Council plans to pass the city’s budget on Thursday and begin the summer recess on time, putting the onus on state lawmakers to approve a cigarette tax that would help the School District of Philadelphia avoid draconian cuts.
Council President Darrell L. Clarke said Tuesday that he was “an eternal optimist,” and hoped the state would approve the tax, which would generate $46 million in the next fiscal year. Coupled with improved tax collections and other measures, Clarke said, the city would provide more than $74 million for the schools, “far exceeding” the school district’s request for $60 million.
The $2-a-pack cigarette tax, however, faces an uphill battle to win approval in Harrisburg. Council approved the tax unanimously, but needs state permission to enact it.
“From our perspective, we have done our part,” Clarke said.

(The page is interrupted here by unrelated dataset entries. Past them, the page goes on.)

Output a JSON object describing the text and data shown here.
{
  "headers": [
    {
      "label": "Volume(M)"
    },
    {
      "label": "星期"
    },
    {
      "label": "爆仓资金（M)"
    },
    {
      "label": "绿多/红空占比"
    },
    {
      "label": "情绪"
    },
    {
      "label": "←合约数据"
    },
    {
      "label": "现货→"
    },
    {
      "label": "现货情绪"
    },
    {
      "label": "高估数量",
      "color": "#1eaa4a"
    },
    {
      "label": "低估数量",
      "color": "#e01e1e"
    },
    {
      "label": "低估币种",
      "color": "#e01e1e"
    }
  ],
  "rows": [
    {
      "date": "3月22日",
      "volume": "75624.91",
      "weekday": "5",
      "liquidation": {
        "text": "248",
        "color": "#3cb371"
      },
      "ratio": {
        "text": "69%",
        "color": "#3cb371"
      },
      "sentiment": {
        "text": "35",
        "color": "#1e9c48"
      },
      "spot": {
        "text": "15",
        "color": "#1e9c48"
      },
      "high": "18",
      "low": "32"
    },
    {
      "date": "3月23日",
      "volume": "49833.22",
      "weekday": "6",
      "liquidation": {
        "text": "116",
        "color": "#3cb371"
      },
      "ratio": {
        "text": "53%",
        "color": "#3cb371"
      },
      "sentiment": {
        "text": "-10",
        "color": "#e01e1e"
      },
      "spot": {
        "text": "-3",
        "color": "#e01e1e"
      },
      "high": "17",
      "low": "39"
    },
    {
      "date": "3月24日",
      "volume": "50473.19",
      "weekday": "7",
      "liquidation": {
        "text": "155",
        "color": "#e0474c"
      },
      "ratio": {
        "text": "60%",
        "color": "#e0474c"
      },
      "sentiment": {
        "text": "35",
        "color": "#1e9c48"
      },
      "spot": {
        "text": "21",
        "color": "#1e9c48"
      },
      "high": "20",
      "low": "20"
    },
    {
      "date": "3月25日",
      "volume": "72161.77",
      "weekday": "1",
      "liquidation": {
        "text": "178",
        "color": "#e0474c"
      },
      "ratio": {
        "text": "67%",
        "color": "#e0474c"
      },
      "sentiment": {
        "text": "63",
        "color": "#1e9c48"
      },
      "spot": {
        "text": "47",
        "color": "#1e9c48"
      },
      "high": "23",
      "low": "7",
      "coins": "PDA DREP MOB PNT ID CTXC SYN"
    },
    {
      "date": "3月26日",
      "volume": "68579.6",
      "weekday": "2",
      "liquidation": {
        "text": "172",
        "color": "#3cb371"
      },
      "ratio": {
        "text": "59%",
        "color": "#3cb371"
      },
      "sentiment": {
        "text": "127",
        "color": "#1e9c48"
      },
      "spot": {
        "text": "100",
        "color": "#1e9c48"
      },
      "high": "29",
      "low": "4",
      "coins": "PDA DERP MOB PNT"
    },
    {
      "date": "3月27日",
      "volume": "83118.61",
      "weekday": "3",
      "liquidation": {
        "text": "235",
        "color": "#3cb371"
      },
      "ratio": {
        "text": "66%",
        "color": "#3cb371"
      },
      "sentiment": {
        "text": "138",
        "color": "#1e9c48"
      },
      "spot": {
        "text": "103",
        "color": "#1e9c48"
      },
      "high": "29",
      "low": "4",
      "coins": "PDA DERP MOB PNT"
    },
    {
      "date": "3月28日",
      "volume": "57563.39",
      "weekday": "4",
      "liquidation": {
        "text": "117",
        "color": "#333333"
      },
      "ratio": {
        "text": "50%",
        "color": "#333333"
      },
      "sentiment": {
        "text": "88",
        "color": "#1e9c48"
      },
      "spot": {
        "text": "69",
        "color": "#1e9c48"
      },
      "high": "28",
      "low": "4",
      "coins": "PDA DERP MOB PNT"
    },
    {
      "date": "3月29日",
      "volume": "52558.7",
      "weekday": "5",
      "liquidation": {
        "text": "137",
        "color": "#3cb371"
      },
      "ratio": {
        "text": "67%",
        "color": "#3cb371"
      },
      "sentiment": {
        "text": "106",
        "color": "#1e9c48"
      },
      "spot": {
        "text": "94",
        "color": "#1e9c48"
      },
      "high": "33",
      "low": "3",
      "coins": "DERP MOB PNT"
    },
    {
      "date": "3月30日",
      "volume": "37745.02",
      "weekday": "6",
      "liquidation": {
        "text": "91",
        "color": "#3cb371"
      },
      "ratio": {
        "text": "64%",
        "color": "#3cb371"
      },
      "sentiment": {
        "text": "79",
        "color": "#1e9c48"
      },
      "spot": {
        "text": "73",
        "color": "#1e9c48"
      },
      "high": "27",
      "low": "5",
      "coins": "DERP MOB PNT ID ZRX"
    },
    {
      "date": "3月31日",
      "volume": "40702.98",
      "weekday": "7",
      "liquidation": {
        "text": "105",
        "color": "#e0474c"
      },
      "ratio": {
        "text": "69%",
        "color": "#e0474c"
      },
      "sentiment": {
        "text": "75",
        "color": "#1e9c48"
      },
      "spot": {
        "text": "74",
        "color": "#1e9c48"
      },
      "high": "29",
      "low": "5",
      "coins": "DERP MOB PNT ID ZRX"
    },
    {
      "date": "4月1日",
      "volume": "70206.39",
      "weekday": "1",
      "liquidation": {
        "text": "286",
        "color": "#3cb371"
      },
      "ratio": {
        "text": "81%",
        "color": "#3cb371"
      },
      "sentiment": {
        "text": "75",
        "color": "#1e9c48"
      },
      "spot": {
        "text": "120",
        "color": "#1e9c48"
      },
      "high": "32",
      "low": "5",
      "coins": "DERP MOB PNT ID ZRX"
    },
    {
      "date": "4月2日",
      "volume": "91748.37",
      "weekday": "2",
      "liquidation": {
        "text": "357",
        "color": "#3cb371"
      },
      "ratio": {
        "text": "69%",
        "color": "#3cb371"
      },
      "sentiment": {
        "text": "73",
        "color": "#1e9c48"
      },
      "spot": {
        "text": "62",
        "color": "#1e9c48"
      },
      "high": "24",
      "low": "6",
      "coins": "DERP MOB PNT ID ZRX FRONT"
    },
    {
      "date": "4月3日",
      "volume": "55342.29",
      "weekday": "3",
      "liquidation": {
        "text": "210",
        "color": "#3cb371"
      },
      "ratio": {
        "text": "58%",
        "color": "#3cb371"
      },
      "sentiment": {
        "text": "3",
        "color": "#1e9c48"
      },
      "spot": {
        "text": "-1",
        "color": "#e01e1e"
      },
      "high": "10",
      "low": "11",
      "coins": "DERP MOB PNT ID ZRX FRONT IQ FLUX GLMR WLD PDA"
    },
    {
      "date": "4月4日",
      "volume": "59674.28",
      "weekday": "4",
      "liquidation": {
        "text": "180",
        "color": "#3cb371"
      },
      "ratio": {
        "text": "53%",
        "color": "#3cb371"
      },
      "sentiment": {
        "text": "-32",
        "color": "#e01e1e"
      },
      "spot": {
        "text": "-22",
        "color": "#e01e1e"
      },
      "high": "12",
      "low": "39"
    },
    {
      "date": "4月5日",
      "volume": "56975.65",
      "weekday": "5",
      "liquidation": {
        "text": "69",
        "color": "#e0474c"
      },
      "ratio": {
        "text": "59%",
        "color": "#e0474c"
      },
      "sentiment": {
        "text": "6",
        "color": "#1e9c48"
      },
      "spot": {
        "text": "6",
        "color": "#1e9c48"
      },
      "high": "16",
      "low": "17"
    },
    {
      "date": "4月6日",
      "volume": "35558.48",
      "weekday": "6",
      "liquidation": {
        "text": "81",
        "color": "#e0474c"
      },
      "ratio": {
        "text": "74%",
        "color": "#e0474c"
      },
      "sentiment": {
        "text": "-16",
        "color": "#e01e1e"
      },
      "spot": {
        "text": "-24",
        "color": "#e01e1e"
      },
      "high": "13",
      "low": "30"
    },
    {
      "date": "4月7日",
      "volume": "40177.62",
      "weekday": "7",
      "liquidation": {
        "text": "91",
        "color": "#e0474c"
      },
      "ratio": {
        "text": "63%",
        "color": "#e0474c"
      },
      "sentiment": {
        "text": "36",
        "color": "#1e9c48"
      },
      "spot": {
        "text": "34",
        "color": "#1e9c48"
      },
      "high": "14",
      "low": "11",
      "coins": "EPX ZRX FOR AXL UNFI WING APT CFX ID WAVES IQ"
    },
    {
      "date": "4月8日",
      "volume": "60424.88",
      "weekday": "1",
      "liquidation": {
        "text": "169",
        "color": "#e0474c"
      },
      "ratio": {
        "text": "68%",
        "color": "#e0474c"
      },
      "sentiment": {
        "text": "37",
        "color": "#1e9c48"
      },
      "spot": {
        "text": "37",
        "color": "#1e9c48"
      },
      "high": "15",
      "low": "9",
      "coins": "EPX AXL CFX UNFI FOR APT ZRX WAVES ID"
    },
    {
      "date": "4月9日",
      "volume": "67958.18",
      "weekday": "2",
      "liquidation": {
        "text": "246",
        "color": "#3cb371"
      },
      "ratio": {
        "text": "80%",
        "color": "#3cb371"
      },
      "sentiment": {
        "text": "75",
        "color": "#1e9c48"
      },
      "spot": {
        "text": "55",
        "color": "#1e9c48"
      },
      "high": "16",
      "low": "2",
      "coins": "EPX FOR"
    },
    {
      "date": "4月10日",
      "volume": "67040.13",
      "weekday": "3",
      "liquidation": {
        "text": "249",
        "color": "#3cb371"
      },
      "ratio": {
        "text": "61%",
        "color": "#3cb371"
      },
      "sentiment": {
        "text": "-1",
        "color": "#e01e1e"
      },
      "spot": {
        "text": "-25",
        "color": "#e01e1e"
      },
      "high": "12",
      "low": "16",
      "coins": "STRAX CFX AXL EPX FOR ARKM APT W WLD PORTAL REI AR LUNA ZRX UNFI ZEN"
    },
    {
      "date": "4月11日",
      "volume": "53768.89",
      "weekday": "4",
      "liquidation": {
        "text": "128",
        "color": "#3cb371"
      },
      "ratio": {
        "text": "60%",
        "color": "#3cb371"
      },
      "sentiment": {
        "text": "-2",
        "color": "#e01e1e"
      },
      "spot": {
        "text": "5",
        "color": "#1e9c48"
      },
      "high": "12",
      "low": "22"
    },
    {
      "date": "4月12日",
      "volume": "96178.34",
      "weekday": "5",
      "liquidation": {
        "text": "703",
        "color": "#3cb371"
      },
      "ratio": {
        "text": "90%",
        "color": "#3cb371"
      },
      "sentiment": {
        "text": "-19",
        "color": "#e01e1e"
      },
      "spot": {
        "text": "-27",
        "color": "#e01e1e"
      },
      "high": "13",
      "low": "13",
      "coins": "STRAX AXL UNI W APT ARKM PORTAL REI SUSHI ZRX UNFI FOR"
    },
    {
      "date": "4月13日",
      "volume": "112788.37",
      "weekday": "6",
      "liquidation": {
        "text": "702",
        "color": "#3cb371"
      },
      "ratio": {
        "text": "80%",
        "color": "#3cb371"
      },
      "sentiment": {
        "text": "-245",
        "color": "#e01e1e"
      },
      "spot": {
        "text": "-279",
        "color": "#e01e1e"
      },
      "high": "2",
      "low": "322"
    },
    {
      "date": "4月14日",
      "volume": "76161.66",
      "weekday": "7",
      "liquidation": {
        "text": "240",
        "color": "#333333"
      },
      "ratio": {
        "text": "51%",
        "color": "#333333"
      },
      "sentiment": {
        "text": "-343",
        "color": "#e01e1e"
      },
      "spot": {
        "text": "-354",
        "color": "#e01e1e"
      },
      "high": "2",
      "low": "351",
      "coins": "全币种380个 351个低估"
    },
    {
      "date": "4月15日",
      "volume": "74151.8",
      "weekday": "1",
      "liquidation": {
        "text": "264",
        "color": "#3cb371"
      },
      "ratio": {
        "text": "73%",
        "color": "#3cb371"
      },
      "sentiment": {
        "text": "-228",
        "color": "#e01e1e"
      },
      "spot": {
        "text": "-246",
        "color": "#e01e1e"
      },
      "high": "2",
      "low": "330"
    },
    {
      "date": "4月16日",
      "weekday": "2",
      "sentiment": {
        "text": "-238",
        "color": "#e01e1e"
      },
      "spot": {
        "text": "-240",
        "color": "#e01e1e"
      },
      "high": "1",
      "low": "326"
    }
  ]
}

If the state does not approve the cigarette tax, Council would have to go to “plan B,” which Clarke refused to describe. Council cannot raise or create a new tax after the start of the fiscal year on July 1, so money would have to be found elsewhere in the city budget and transferred to the schools in the fall.
With Council wrapping up its budget business this week, the proposed increase in the liquor-by-the-drink tax can officially be declared dead. Raising that tax had been another potential avenue to secure money for the schools, but there was not enough support in Council even to move the proposal out of committee.
Council still could pass a bill sponsored by Councilwoman Maria Quiñones Sánchez to increase the business Use and Occupancy tax for the second year in a row. Sánchez said she had not decided whether to call for a vote, which would put some of her colleagues in a difficult position of choosing between funding schools and angering business constituents fighting another tax hike.
The School District of Philadelphia is counting on at least $60 million from the city, $120 million from the state and union concessions to close a $304 million deficit, avoiding the lay-offs of nearly 3,800 teachers, guidance counselors and aides and the cutting of education programs.